Varietal Guide

Riesling

Reviewed by Morgan Dannels, Head Sommelier · Last updated May 14, 2026

Sip Tip

Riesling grapes have unusually high natural acidity that acts as a preservative, allowing well-made bottles to age for decades while slowly developing complex petrol-like aromas from a compound called TDN (trimethyl-dihydronaphthalene) that forms as the wine matures.

Riesling is one of the world's most food-friendly grapes. It covers the entire sweetness spectrum, from bone-dry through to intensely sweet, with firm, mouth-watering acidity as the constant across most every version. Riesling skips oak entirely because the goal is unadulterated fruit expression.

Germany is where Riesling originated and where it reaches its greatest diversity, from light Kabinett to concentrated noble-rot TBA. Alsace produces dry, fuller-bodied styles that develop smoky, honeyed complexity over decades of bottle age. Australia's Clare and Eden Valleys make bone-dry, lime-driven wines that can develop petrol character within just a few years. The biggest consumer misconception is that all Riesling is sweet, but many producers make dry wines, though the stereotype persists.

What does Riesling taste like?

Expect intense aromatics: flowers and crisp green apple dominate in cooler or drier expressions. Riper versions shift toward citrus, think lime and lemon, while sweeter wines bring out stone fruits such as peach and apricot. With bottle age, smoky, honeyed complexity emerges alongside a distinctive petrol or kerosene note, especially in warm-climate examples and wines with five or more years of cellaring.

Acidity runs high across most every style, which is what allows off-dry and sweet versions to feel fresh rather than cloying. Even the sweetest examples stay light to medium in body, never heavy.

What food pairs with Riesling?

Because it spans bone-dry to lusciously sweet and most always keeps firm acidity, Riesling can handle nearly any dish. Off-dry styles, with their touch of sugar and bright acid, are ideal for taming chilli heat: Thai curries, Sichuan dishes, and Indian food all shine. Dry Riesling is a natural fit for smoked fish and sushi. Sweet Riesling and foie gras is a time-honored Alsatian combination. Pork dishes with fruity accompaniments, roast pork with apples, or pork belly glazed with stone fruit, are excellent matches.
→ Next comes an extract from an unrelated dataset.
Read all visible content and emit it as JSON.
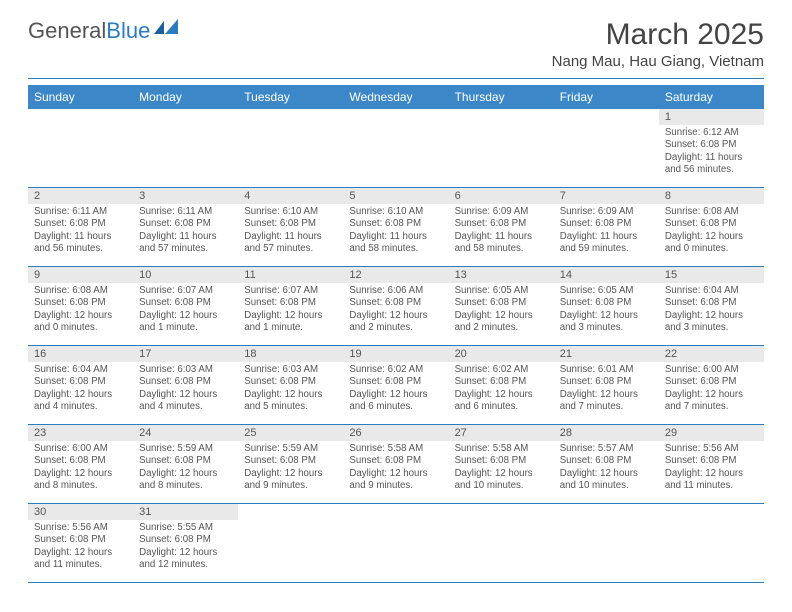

  • Spicy Asian food: Off-dry Riesling cools spicy heat while echoing the coconut and lemongrass notes in Thai cooking.
  • Foie gras: The sweetness and acidity balance the richness.
  • Duck: Pairs well with off-dry Riesling or a dry version that leans fruit-forward.

How to serve Riesling

  • 1.Always specify the sweetness level when recommending, dry, off-dry, or sweet, because the grape's reputation as universally sweet confuses consumers.
  • 2.If you want a dry style, search for "trocken" marked on bottles from Germany or "dry" printed on Australian and American labels.
  • 3.German Kabinett at low alcohol (7–9%) usually means more residual sugar; higher alcohol (12%+) on a German label usually signals a drier wine.
  • 4.Top-tier German dry Riesling from premium sites will carry the Grosses Gewächs designation, a private quality marker from the VDP association.
  • 5.Australian Clare and Eden Valley Rieslings age beautifully and develop honey and toast notes, but many show petrol aromas within just two to three years.